Cost estimates on cost reimbursement contracts are not to be taken at face value. FAR 15.404-1(d) says a cost realism analysis is the process of independently reviewing and evaluating specific elements of proposed cost estimates to determine if they are realistic for the work to be performed, reflect an understanding of what's required and are consistent with the contractor's technical proposal.  The analysis is mandatory on cost reimbursement contracts. The purpose is to determine probable costs.  The probable (not face value) costs are then used to determine best value.  That's the regulation.

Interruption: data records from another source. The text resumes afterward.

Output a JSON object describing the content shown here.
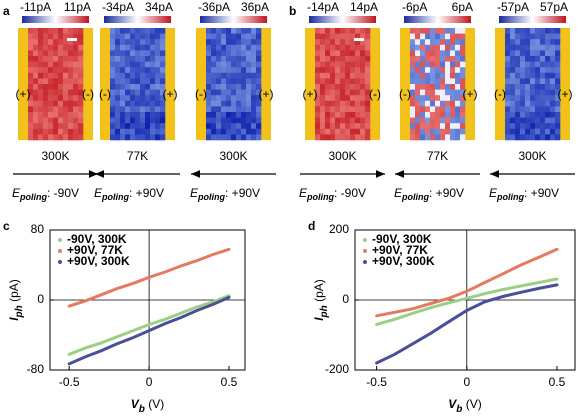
{
  "panels": [
    {
      "label": "a",
      "field_symbol": "E",
      "field_subscript": "poling",
      "images": [
        {
          "cbar_min": "-11pA",
          "cbar_max": "11pA",
          "left_sign": "(+)",
          "right_sign": "(-)",
          "temperature": "300K",
          "arrow": "right",
          "field_value": ": -90V"
        },
        {
          "cbar_min": "-34pA",
          "cbar_max": "34pA",
          "left_sign": "(-)",
          "right_sign": "(+)",
          "temperature": "77K",
          "arrow": "left",
          "field_value": ": +90V"
        },
        {
          "cbar_min": "-36pA",
          "cbar_max": "36pA",
          "left_sign": "(-)",
          "right_sign": "(+)",
          "temperature": "300K",
          "arrow": "left",
          "field_value": ": +90V"
        }
      ]
    },
    {
      "label": "b",
      "field_symbol": "E",
      "field_subscript": "poling",
      "images": [
        {
          "cbar_min": "-14pA",
          "cbar_max": "14pA",
          "left_sign": "(+)",
          "right_sign": "(-)",
          "temperature": "300K",
          "arrow": "right",
          "field_value": ": -90V"
        },
        {
          "cbar_min": "-6pA",
          "cbar_max": "6pA",
          "left_sign": "(-)",
          "right_sign": "(+)",
          "temperature": "77K",
          "arrow": "left",
          "field_value": ": +90V"
        },
        {
          "cbar_min": "-57pA",
          "cbar_max": "57pA",
          "left_sign": "(-)",
          "right_sign": "(+)",
          "temperature": "300K",
          "arrow": "left",
          "field_value": ": +90V"
        }
      ]
    }
  ],
  "chart_data": [
    {
      "type": "line",
      "label": "c",
      "ylabel": "I",
      "ylabel_sub": "ph",
      "ylabel_unit": " (pA)",
      "xlabel": "V",
      "xlabel_sub": "b",
      "xlabel_unit": " (V)",
      "x": [
        -0.5,
        -0.4,
        -0.3,
        -0.2,
        -0.1,
        0,
        0.1,
        0.2,
        0.3,
        0.4,
        0.5
      ],
      "series": [
        {
          "name": "-90V, 300K",
          "color": "#9ccf85",
          "values": [
            -62,
            -55,
            -49,
            -42,
            -35,
            -28,
            -22,
            -15,
            -8,
            -2,
            5
          ]
        },
        {
          "name": "+90V, 77K",
          "color": "#e57a60",
          "values": [
            -7,
            -1,
            6,
            13,
            19,
            26,
            32,
            39,
            45,
            52,
            58
          ]
        },
        {
          "name": "+90V, 300K",
          "color": "#4b4f98",
          "values": [
            -73,
            -65,
            -58,
            -50,
            -43,
            -35,
            -27,
            -20,
            -12,
            -5,
            3
          ]
        }
      ],
      "xlim": [
        -0.62,
        0.6
      ],
      "xticks": [
        -0.5,
        0.0,
        0.5
      ],
      "ylim": [
        -80,
        80
      ],
      "yticks": [
        -80,
        0,
        80
      ],
      "legend": "upper left"
    },
    {
      "type": "line",
      "label": "d",
      "ylabel": "I",
      "ylabel_sub": "ph",
      "ylabel_unit": " (pA)",
      "xlabel": "V",
      "xlabel_sub": "b",
      "xlabel_unit": " (V)",
      "x": [
        -0.5,
        -0.4,
        -0.3,
        -0.2,
        -0.1,
        0,
        0.1,
        0.2,
        0.3,
        0.4,
        0.5
      ],
      "series": [
        {
          "name": "-90V, 300K",
          "color": "#9ccf85",
          "values": [
            -70,
            -55,
            -38,
            -22,
            -8,
            5,
            18,
            30,
            40,
            50,
            60
          ]
        },
        {
          "name": "+90V, 77K",
          "color": "#e57a60",
          "values": [
            -45,
            -35,
            -25,
            -10,
            5,
            25,
            50,
            75,
            100,
            122,
            145
          ]
        },
        {
          "name": "+90V, 300K",
          "color": "#4b4f98",
          "values": [
            -180,
            -155,
            -125,
            -95,
            -62,
            -30,
            -5,
            10,
            22,
            33,
            43
          ]
        }
      ],
      "xlim": [
        -0.62,
        0.6
      ],
      "xticks": [
        -0.5,
        0.0,
        0.5
      ],
      "ylim": [
        -200,
        200
      ],
      "yticks": [
        -200,
        0,
        200
      ],
      "legend": "upper left"
    }
  ]
}
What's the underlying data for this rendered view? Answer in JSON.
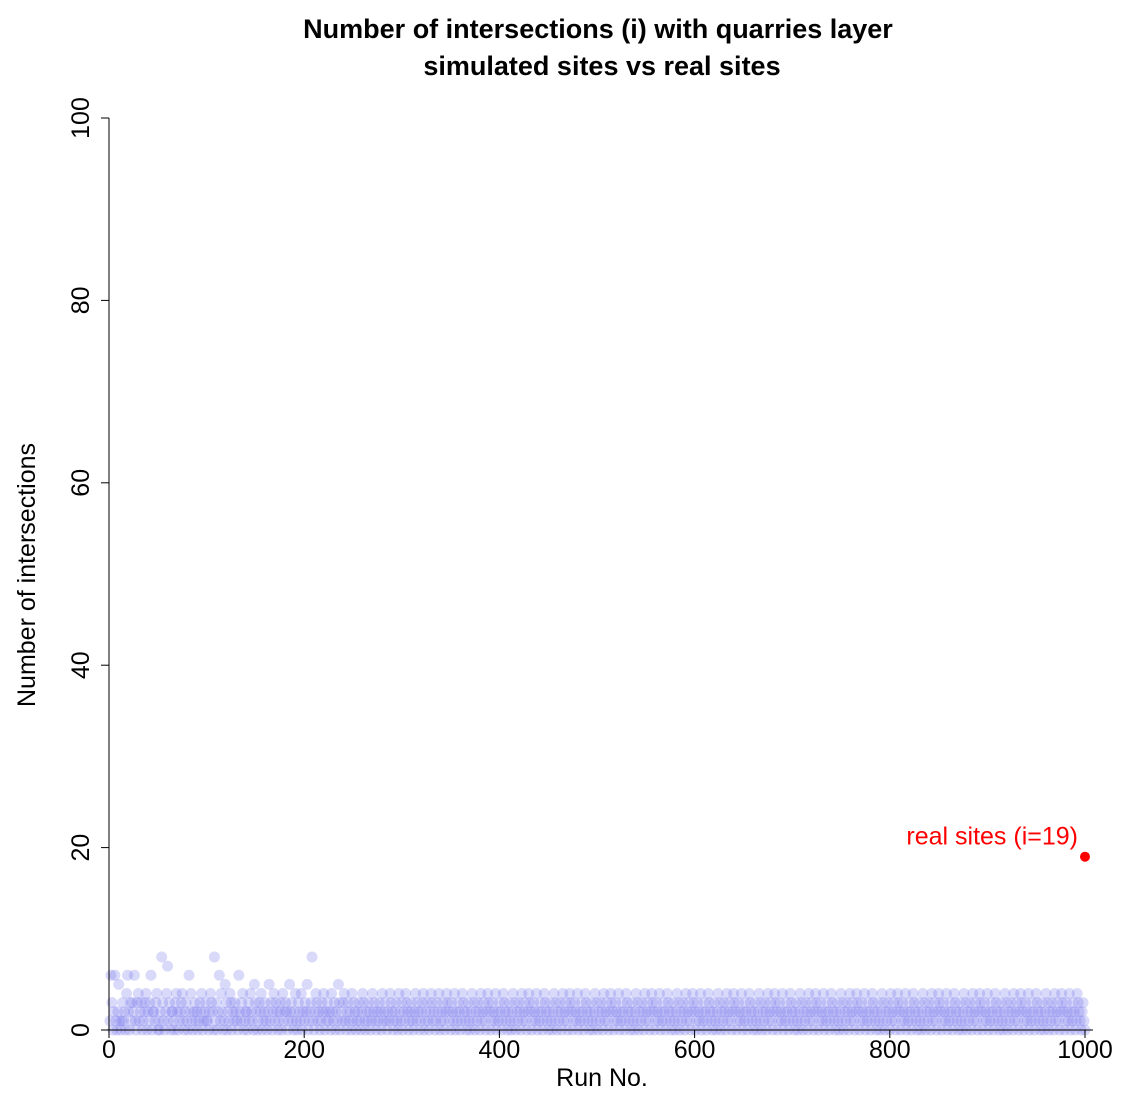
{
  "chart_data": {
    "type": "scatter",
    "title": [
      "Number of intersections (i) with quarries layer",
      "simulated sites vs real sites"
    ],
    "xlabel": "Run No.",
    "ylabel": "Number of intersections",
    "xlim": [
      0,
      1000
    ],
    "ylim": [
      0,
      100
    ],
    "xticks": [
      "0",
      "200",
      "400",
      "600",
      "800",
      "1000"
    ],
    "yticks": [
      "0",
      "20",
      "40",
      "60",
      "80",
      "100"
    ],
    "grid": false,
    "legend": "none",
    "simulated": {
      "n_runs": 1000,
      "values": [
        1,
        6,
        3,
        0,
        2,
        6,
        1,
        0,
        2,
        5,
        1,
        0,
        1,
        3,
        1,
        2,
        0,
        4,
        6,
        2,
        0,
        3,
        1,
        3,
        2,
        6,
        1,
        0,
        3,
        4,
        1,
        2,
        3,
        0,
        1,
        2,
        3,
        4,
        0,
        2,
        1,
        3,
        6,
        0,
        2,
        2,
        1,
        3,
        4,
        0,
        1,
        0,
        2,
        8,
        3,
        1,
        0,
        2,
        4,
        7,
        1,
        3,
        0,
        2,
        2,
        1,
        0,
        3,
        4,
        2,
        0,
        1,
        2,
        3,
        4,
        1,
        0,
        2,
        3,
        1,
        0,
        6,
        2,
        4,
        1,
        0,
        2,
        3,
        1,
        2,
        0,
        1,
        3,
        2,
        4,
        0,
        1,
        2,
        3,
        1,
        1,
        0,
        2,
        4,
        3,
        2,
        0,
        8,
        1,
        3,
        0,
        2,
        6,
        1,
        4,
        2,
        0,
        1,
        5,
        3,
        0,
        2,
        1,
        4,
        3,
        0,
        2,
        1,
        3,
        2,
        1,
        0,
        6,
        2,
        1,
        3,
        4,
        0,
        1,
        2,
        2,
        0,
        3,
        1,
        4,
        2,
        1,
        0,
        5,
        3,
        2,
        0,
        1,
        3,
        2,
        4,
        0,
        1,
        2,
        3,
        1,
        0,
        2,
        5,
        1,
        3,
        0,
        2,
        4,
        1,
        3,
        2,
        0,
        1,
        2,
        3,
        0,
        4,
        1,
        2,
        3,
        2,
        0,
        1,
        5,
        2,
        3,
        1,
        0,
        2,
        4,
        1,
        0,
        3,
        2,
        1,
        4,
        0,
        2,
        1,
        3,
        2,
        5,
        0,
        1,
        2,
        3,
        8,
        1,
        0,
        2,
        4,
        3,
        1,
        2,
        0,
        1,
        3,
        2,
        4,
        0,
        2,
        1,
        3,
        1,
        2,
        0,
        4,
        2,
        1,
        3,
        0,
        2,
        1,
        5,
        3,
        0,
        2,
        1,
        3,
        4,
        1,
        0,
        2,
        3,
        1,
        2,
        0,
        4,
        1,
        3,
        2,
        0,
        1,
        2,
        3,
        1,
        0,
        2,
        4,
        3,
        1,
        0,
        2,
        1,
        3,
        2,
        0,
        1,
        4,
        2,
        3,
        1,
        0,
        2,
        1,
        3,
        2,
        0,
        4,
        1,
        2,
        3,
        1,
        0,
        2,
        1,
        4,
        3,
        2,
        0,
        1,
        2,
        3,
        1,
        0,
        4,
        2,
        1,
        3,
        0,
        2,
        1,
        4,
        3,
        2,
        0,
        1,
        2,
        3,
        1,
        0,
        2,
        4,
        1,
        3,
        2,
        0,
        1,
        2,
        3,
        4,
        0,
        1,
        2,
        3,
        1,
        0,
        2,
        4,
        3,
        1,
        2,
        0,
        1,
        3,
        2,
        4,
        0,
        1,
        2,
        3,
        1,
        0,
        2,
        4,
        3,
        2,
        1,
        0,
        3,
        2,
        1,
        4,
        0,
        2,
        1,
        3,
        2,
        0,
        1,
        4,
        3,
        2,
        1,
        0,
        2,
        3,
        1,
        0,
        2,
        4,
        1,
        3,
        0,
        2,
        1,
        3,
        2,
        0,
        4,
        1,
        2,
        3,
        1,
        0,
        2,
        4,
        3,
        2,
        0,
        1,
        3,
        2,
        1,
        4,
        0,
        2,
        1,
        3,
        2,
        0,
        1,
        4,
        3,
        2,
        1,
        0,
        2,
        3,
        1,
        0,
        2,
        4,
        1,
        3,
        0,
        2,
        1,
        3,
        2,
        0,
        4,
        1,
        2,
        3,
        1,
        0,
        2,
        4,
        3,
        2,
        0,
        1,
        3,
        2,
        1,
        4,
        0,
        2,
        1,
        3,
        2,
        0,
        1,
        4,
        3,
        2,
        1,
        0,
        2,
        3,
        1,
        0,
        2,
        4,
        1,
        3,
        0,
        2,
        1,
        3,
        2,
        0,
        4,
        1,
        2,
        3,
        1,
        0,
        2,
        4,
        3,
        2,
        0,
        1,
        3,
        2,
        1,
        4,
        0,
        2,
        1,
        3,
        2,
        0,
        1,
        4,
        3,
        2,
        1,
        0,
        2,
        3,
        1,
        0,
        2,
        4,
        1,
        3,
        0,
        2,
        1,
        3,
        2,
        0,
        4,
        1,
        2,
        3,
        1,
        0,
        2,
        4,
        3,
        2,
        0,
        1,
        3,
        2,
        1,
        4,
        0,
        2,
        1,
        3,
        2,
        0,
        1,
        4,
        3,
        2,
        1,
        0,
        2,
        3,
        1,
        0,
        2,
        4,
        1,
        3,
        0,
        2,
        1,
        3,
        2,
        0,
        4,
        1,
        2,
        3,
        1,
        0,
        2,
        4,
        3,
        2,
        0,
        1,
        3,
        2,
        1,
        4,
        0,
        2,
        1,
        3,
        2,
        0,
        1,
        4,
        3,
        2,
        1,
        0,
        2,
        3,
        1,
        0,
        2,
        4,
        1,
        3,
        0,
        2,
        1,
        3,
        2,
        0,
        4,
        1,
        2,
        3,
        1,
        0,
        2,
        4,
        3,
        2,
        0,
        1,
        3,
        2,
        1,
        4,
        0,
        2,
        1,
        3,
        2,
        0,
        1,
        4,
        3,
        2,
        1,
        0,
        2,
        3,
        1,
        0,
        2,
        4,
        1,
        3,
        0,
        2,
        1,
        3,
        2,
        0,
        4,
        1,
        2,
        3,
        1,
        0,
        2,
        4,
        3,
        2,
        0,
        1,
        3,
        2,
        1,
        4,
        0,
        2,
        1,
        3,
        2,
        0,
        1,
        4,
        3,
        2,
        1,
        0,
        2,
        3,
        1,
        0,
        2,
        4,
        1,
        3,
        0,
        2,
        1,
        3,
        2,
        0,
        4,
        1,
        2,
        3,
        1,
        0,
        2,
        4,
        3,
        2,
        0,
        1,
        3,
        2,
        1,
        4,
        0,
        2,
        1,
        3,
        2,
        0,
        1,
        4,
        3,
        2,
        1,
        0,
        2,
        3,
        1,
        0,
        2,
        4,
        1,
        3,
        0,
        2,
        1,
        3,
        2,
        0,
        4,
        1,
        2,
        3,
        1,
        0,
        2,
        4,
        3,
        2,
        0,
        1,
        3,
        2,
        1,
        4,
        0,
        2,
        1,
        3,
        2,
        0,
        1,
        4,
        3,
        2,
        1,
        0,
        2,
        3,
        1,
        0,
        2,
        4,
        1,
        3,
        0,
        2,
        1,
        3,
        2,
        0,
        4,
        1,
        2,
        3,
        1,
        0,
        2,
        4,
        3,
        2,
        0,
        1,
        3,
        2,
        1,
        4,
        0,
        2,
        1,
        3,
        2,
        0,
        1,
        4,
        3,
        2,
        1,
        0,
        2,
        3,
        1,
        0,
        2,
        4,
        1,
        3,
        0,
        2,
        1,
        3,
        2,
        0,
        4,
        1,
        2,
        3,
        1,
        0,
        2,
        4,
        3,
        2,
        0,
        1,
        3,
        2,
        1,
        4,
        0,
        2,
        1,
        3,
        2,
        0,
        1,
        4,
        3,
        2,
        1,
        0,
        2,
        3,
        1,
        0,
        2,
        4,
        1,
        3,
        0,
        2,
        1,
        3,
        2,
        0,
        4,
        1,
        2,
        3,
        1,
        0,
        2,
        4,
        3,
        2,
        0,
        1,
        3,
        2,
        1,
        4,
        0,
        2,
        1,
        3,
        2,
        0,
        1,
        4,
        3,
        2,
        1,
        0,
        2,
        3,
        1,
        0,
        2,
        4,
        1,
        3,
        0,
        2,
        1,
        3,
        2,
        0,
        4,
        1,
        2,
        3,
        1,
        0,
        2,
        4,
        3,
        2,
        0,
        1,
        3,
        2,
        1,
        4,
        0,
        2,
        1,
        3,
        2,
        0,
        1,
        4,
        3,
        2,
        1,
        0,
        2,
        3,
        1,
        0,
        2,
        4,
        1,
        3,
        0,
        2,
        1,
        3,
        2,
        0,
        4,
        1,
        2,
        3,
        1,
        0,
        2,
        4,
        3,
        2,
        0,
        1,
        3,
        2,
        1,
        4,
        0,
        2,
        1,
        3,
        2,
        0,
        1,
        4,
        3,
        2,
        1,
        0,
        2,
        3,
        1,
        0,
        2,
        4,
        1,
        3,
        0,
        2,
        1,
        3,
        2,
        0,
        4,
        1,
        2,
        3,
        1,
        0,
        2,
        4,
        3,
        2,
        0,
        1,
        3,
        2,
        1,
        4,
        0,
        2,
        1,
        3,
        2,
        0,
        1,
        4,
        3,
        2,
        1,
        0,
        2,
        3,
        1,
        0
      ],
      "color": "#7777ee"
    },
    "real": {
      "x": 1000,
      "y": 19,
      "label": "real sites (i=19)",
      "color": "#ff0000"
    }
  }
}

What does GAO say?  In a recent decision, GAO said that when an agency evaluates proposals, the offeror's proposed estimated costs are not controlling because the government is bound (in cost reimbursement contracts) to pay actual allowable costs.  Based on the cost realism analysis, proposed costs should be adjusted.  FAR 15.404-1(d)(2)(ii).  Government agencies are obliged to employ analysis methods which provide a "measure of confidence" that the "most probable costs" are "reasonable and realistic" in view of the information available at the time of evaluation.

In another decision within the last year, GAO sustained a protest where the agency failed to conduct a meaningful analysis of why it accepted the contractor's proposed costs at face value.  GAO said: "When an agency evaluates proposals for the award of a cost-reimbursement contract, an offeror's proposed costs are not controlling since such costs may not accurately reflect the actual costs the government will incur."  It's really a "should cost" exercise.  GAO will test the agency evaluation to see if it is "reasonable, not arbitrary, and adequately documented."  GAO will sustain a protest where the cost realism analysis is not adequately documented.

The government is not required to conduct an in-depth cost analysis or to verify each and every cost item.  Determination of the probable cost is, after all, a matter of informed judgment.  But the judgment must be rational.  The cost realism analysis must be performed with an eye to what the contractor proposes in its technical proposal.  It is not rational for an agency to apply the same mechanical test and analysis to all contractors without reference to their specific technical approaches.  And even where the contractor puts a cap on its costs, an agency must still consider whether capping costs may so constrain the contractor that its ability to perform the work may be impaired.

Perhaps the biggest area of costs open to question is the estimated number of labor hours required to perform the work.  Proposed staffing levels may be unrealistic according to any number of measurements (the technical proposal itself and prior staffing levels for similar work).  Whether labor rates are realistic also is often challenged.

In the end, the cost analysis should be used to test the contractor's risk of nonperformance.  Performance risk in today's world is of the highest concern.  A proper cost analysis should inform the government's assessment of the performance risks.